It requires gumption to follow one’s principles wherever they lead. One may hope, for example, that children will be lifelong learners. But what if evidence and experience tell us that interest in learning declines when students are graded and made to work on academic assignments at home? Are we willing to question any traditional practices-including grades and homework-that interfere with important goals?
Advanced Placement courses often just accelerate the worst kind of lecture-based, textbook-oriented instruction. They’re “rigorous,” but that doesn’t mean they’re good. When it was reported that Scarsdale High School in New York joined other schools in deciding to drop all AP courses, an administrator at a nearby school circulated the article to his colleagues under the heading “Do we have the guts?”
To dig deeper is to ask the root questions: not how many AP courses kids should take, but whether to replace the College Board’s curriculum with our own; not how much homework to assign, but why kids should have to work a second shift every evening; not how to grade, but whether to do so at all.

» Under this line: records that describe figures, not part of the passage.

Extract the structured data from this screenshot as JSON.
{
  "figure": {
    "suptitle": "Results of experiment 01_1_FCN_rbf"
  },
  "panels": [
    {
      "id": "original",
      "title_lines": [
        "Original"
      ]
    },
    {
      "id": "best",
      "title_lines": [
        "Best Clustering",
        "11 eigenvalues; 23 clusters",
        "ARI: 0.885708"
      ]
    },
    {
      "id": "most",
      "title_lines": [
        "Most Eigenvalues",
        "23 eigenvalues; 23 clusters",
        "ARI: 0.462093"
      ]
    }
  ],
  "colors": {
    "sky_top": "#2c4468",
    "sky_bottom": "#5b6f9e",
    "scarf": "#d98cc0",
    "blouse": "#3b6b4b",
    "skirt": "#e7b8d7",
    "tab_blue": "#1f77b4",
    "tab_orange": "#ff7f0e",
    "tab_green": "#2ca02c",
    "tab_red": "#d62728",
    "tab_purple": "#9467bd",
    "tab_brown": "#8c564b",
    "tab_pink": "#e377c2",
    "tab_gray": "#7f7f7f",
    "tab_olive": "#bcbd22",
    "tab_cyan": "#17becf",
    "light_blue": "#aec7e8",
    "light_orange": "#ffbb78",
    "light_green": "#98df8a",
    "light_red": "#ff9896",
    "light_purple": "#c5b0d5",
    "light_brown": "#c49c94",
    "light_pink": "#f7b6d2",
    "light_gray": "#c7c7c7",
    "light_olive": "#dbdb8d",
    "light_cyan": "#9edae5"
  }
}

Even when practices seem to be producing good results, a courageous educator questions the criteria: “Wait a minute-we say this policy ‘works,’ but doesn’t that just mean it raises scores on bad tests?” “My classroom may be quiet and orderly, but am I promoting intellectual and moral development, or merely compliance?” “Aren’t our graduates getting into prestigious colleges mostly because they’re from affluent families? Are we helping them become deep and passionate thinkers?”
Great questions. But again, I’ll ask, how many are grappling with these questions in the context of abundant, networked, ubiquitous modern learning? What kinds of literacies, practices, skills and dispositions do we have to promote today as opposed to even 10 years ago?